The 2009 Renewable Energy Directive (RED) committed the EU to having a share of its renewable transport fuel coming from biofuels by 2020. But over the years evidence has emerged that biodiesel emitted more greenhouse gases than they saved. Palm oil in particular has been found responsible for widespread deforestation, which contributes to climate change as well as causing ecological and social problems.

In 2019, the European Commission recognised (as part of a review of the RED) that palm oil was unsustainable, and legislation now requires its share of fuels to be frozen, reduced from 2023 and phased out by 2030. But the original directive, which applies until the end of the year, allows fuel producers to mix oil from food crops with traditional petrol and diesel.

New EU data shows that 45% of global palm oil expansion since 2008 has caused deforestation. This is in line with T&E’s original finding from 2016 that biodiesel made from palm oil is three times worse for the climate than regular diesel.

T&E’s biofuels manager Cristina Mestre said: ‘The madness of burning food in cars must stop. This failed biofuels policy forces up global food prices, drives deforestation and climate change, and threatens both local communities and endangered species.
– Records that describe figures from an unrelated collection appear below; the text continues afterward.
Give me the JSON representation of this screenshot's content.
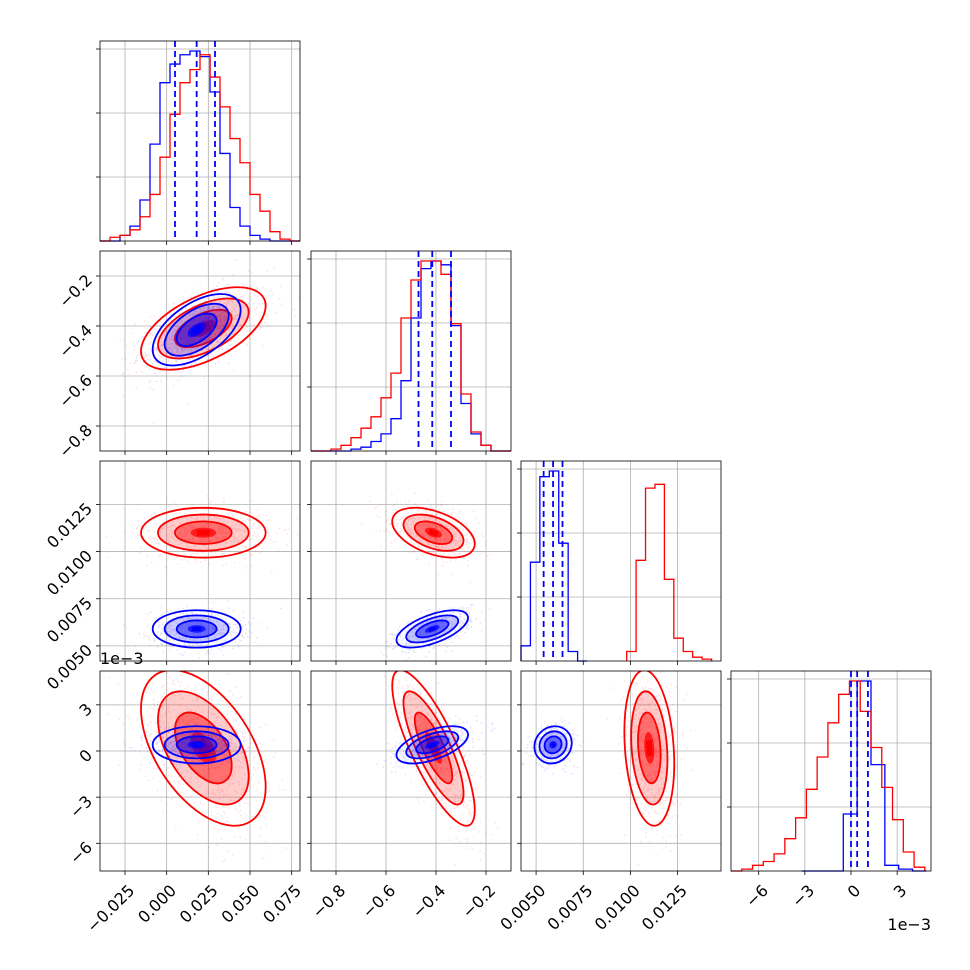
{
  "chart_data": {
    "type": "corner",
    "description_colors": {
      "series_a": "#0000ff",
      "series_b": "#ff0000"
    },
    "grid": true,
    "panels": {
      "p0": {
        "xlim": [
          -0.04,
          0.08
        ],
        "xticks": [
          -0.025,
          0.0,
          0.025,
          0.05,
          0.075
        ],
        "xtick_labels": [
          "−0.025",
          "0.000",
          "0.025",
          "0.050",
          "0.075"
        ]
      },
      "p1": {
        "xlim": [
          -0.9,
          -0.1
        ],
        "xticks": [
          -0.8,
          -0.6,
          -0.4,
          -0.2
        ],
        "xtick_labels": [
          "−0.8",
          "−0.6",
          "−0.4",
          "−0.2"
        ],
        "ylim": [
          -0.9,
          -0.1
        ],
        "yticks": [
          -0.8,
          -0.6,
          -0.4,
          -0.2
        ],
        "ytick_labels": [
          "−0.8",
          "−0.6",
          "−0.4",
          "−0.2"
        ]
      },
      "p2": {
        "xlim": [
          0.0042,
          0.0148
        ],
        "xticks": [
          0.005,
          0.0075,
          0.01,
          0.0125
        ],
        "xtick_labels": [
          "0.0050",
          "0.0075",
          "0.0100",
          "0.0125"
        ],
        "ylim": [
          0.0042,
          0.0148
        ],
        "yticks": [
          0.005,
          0.0075,
          0.01,
          0.0125
        ],
        "ytick_labels": [
          "0.0050",
          "0.0075",
          "0.0100",
          "0.0125"
        ]
      },
      "p3": {
        "xlim": [
          -0.0078,
          0.0052
        ],
        "xticks": [
          -0.006,
          -0.003,
          0.0,
          0.003
        ],
        "xtick_labels": [
          "−6",
          "−3",
          "0",
          "3"
        ],
        "ylim": [
          -0.0078,
          0.0052
        ],
        "yticks": [
          -0.006,
          -0.003,
          0.0,
          0.003
        ],
        "ytick_labels": [
          "−6",
          "−3",
          "0",
          "3"
        ],
        "offset_text": "1e−3"
      }
    },
    "series": [
      {
        "color": "#0000ff",
        "means": [
          0.018,
          -0.415,
          0.0059,
          0.0004
        ],
        "stds": [
          0.012,
          0.065,
          0.00045,
          0.00055
        ],
        "corr": [
          [
            1,
            0.55,
            0.0,
            0.0
          ],
          [
            0.55,
            1,
            0.6,
            0.55
          ],
          [
            0.0,
            0.6,
            1,
            0.1
          ],
          [
            0.0,
            0.55,
            0.1,
            1
          ]
        ],
        "quantiles": [
          [
            0.005,
            0.018,
            0.029
          ],
          [
            -0.47,
            -0.415,
            -0.34
          ],
          [
            0.0054,
            0.0059,
            0.0064
          ],
          [
            0.0,
            0.0004,
            0.0011
          ]
        ],
        "hist": [
          {
            "edges": [
              -0.04,
              -0.034,
              -0.028,
              -0.022,
              -0.016,
              -0.01,
              -0.004,
              0.002,
              0.008,
              0.014,
              0.02,
              0.026,
              0.032,
              0.038,
              0.044,
              0.05,
              0.056,
              0.062,
              0.068,
              0.074,
              0.08
            ],
            "counts": [
              0,
              0,
              3,
              8,
              22,
              52,
              85,
              95,
              100,
              102,
              99,
              80,
              47,
              18,
              8,
              3,
              1,
              0,
              0,
              0
            ]
          },
          {
            "edges": [
              -0.9,
              -0.86,
              -0.82,
              -0.78,
              -0.74,
              -0.7,
              -0.66,
              -0.62,
              -0.58,
              -0.54,
              -0.5,
              -0.46,
              -0.42,
              -0.38,
              -0.34,
              -0.3,
              -0.26,
              -0.22,
              -0.18,
              -0.14,
              -0.1
            ],
            "counts": [
              0,
              0,
              0,
              0,
              1,
              2,
              5,
              9,
              17,
              37,
              70,
              96,
              100,
              98,
              66,
              25,
              9,
              3,
              0,
              0
            ]
          },
          {
            "edges": [
              0.0042,
              0.0047,
              0.0052,
              0.0057,
              0.0062,
              0.0067,
              0.0072,
              0.0077
            ],
            "counts": [
              8,
              52,
              97,
              100,
              62,
              5,
              0
            ]
          },
          {
            "edges": [
              -0.0032,
              -0.0023,
              -0.0014,
              -0.0005,
              0.0004,
              0.0013,
              0.0022,
              0.0031,
              0.004,
              0.0049
            ],
            "counts": [
              0,
              0,
              0,
              30,
              100,
              56,
              3,
              1,
              0
            ]
          }
        ]
      },
      {
        "color": "#ff0000",
        "means": [
          0.022,
          -0.41,
          0.011,
          0.0002
        ],
        "stds": [
          0.017,
          0.075,
          0.0006,
          0.0023
        ],
        "corr": [
          [
            1,
            0.55,
            0.0,
            -0.5
          ],
          [
            0.55,
            1,
            -0.45,
            -0.8
          ],
          [
            0.0,
            -0.45,
            1,
            -0.2
          ],
          [
            -0.5,
            -0.8,
            -0.2,
            1
          ]
        ],
        "hist": [
          {
            "edges": [
              -0.04,
              -0.034,
              -0.028,
              -0.022,
              -0.016,
              -0.01,
              -0.004,
              0.002,
              0.008,
              0.014,
              0.02,
              0.026,
              0.032,
              0.038,
              0.044,
              0.05,
              0.056,
              0.062,
              0.068,
              0.074,
              0.08
            ],
            "counts": [
              0,
              2,
              3,
              6,
              13,
              25,
              45,
              68,
              85,
              92,
              100,
              88,
              72,
              55,
              42,
              25,
              16,
              5,
              1,
              0
            ]
          },
          {
            "edges": [
              -0.9,
              -0.86,
              -0.82,
              -0.78,
              -0.74,
              -0.7,
              -0.66,
              -0.62,
              -0.58,
              -0.54,
              -0.5,
              -0.46,
              -0.42,
              -0.38,
              -0.34,
              -0.3,
              -0.26,
              -0.22,
              -0.18,
              -0.14,
              -0.1
            ],
            "counts": [
              0,
              0,
              1,
              3,
              7,
              12,
              18,
              28,
              41,
              70,
              90,
              100,
              100,
              93,
              67,
              30,
              10,
              3,
              0,
              0
            ]
          },
          {
            "edges": [
              0.0098,
              0.0103,
              0.0108,
              0.0113,
              0.0118,
              0.0123,
              0.0128,
              0.0133,
              0.0138,
              0.0143
            ],
            "counts": [
              5,
              53,
              91,
              93,
              43,
              12,
              5,
              2,
              1
            ]
          },
          {
            "edges": [
              -0.0078,
              -0.0071,
              -0.0064,
              -0.0057,
              -0.005,
              -0.0043,
              -0.0036,
              -0.0029,
              -0.0022,
              -0.0015,
              -0.0008,
              -0.0001,
              0.0006,
              0.0013,
              0.002,
              0.0027,
              0.0034,
              0.0041,
              0.0048
            ],
            "counts": [
              0,
              1,
              3,
              5,
              9,
              17,
              28,
              43,
              60,
              78,
              93,
              100,
              84,
              65,
              44,
              27,
              10,
              2
            ]
          }
        ]
      }
    ]
  }
}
EU leaders must ensure the revision of the Renewable Energy Directive leads to all food-based biofuels – not just palm oil – being phased out from next year.’

While use of rapeseed, sunflower, soy and palm oil in biodiesel has risen by 46% from 8 million tonnes in 2009 to 11.7mt in 2019, their use to make everyday products such as bread, ice cream, hazelnut spread, chocolate, margarine, shampoo and detergent has remained at around 12mt per year.

The popular cookie, the Oreo, has been criticised for having some of its fat content from palm oil. But even as the world’s best-selling biscuit, its palm oil consumption falls well below biodiesel. To show the order of magnitude, T&E has compared the 4.5mt of palm oil burned in Europe’s car engines with the amount of palm oil in the 40 billion Oreos eaten across the world each year. Assuming that only half the fat in an Oreo is from palm oil, European drivers burn 100 times more palm oil in a year than all the Oreos eaten worldwide.

Spain, the Netherlands and Italy together made up 81.5% of the EU’s palm oil diesel production in 2019, with Spain the largest of them with 1.76mt of palm oil transformed into biodiesel in Spanish refineries. This has prompted an international coalition of NGOs to relaunch the successful #NotInMyTank campaign to urge the governments of France, Germany, Italy, Spain and the Netherlands to end public support for food-based biofuels. The campaign was highly successful in 2018-19 in showing that biofuels were no cure for climate change, and in fact contributed to it.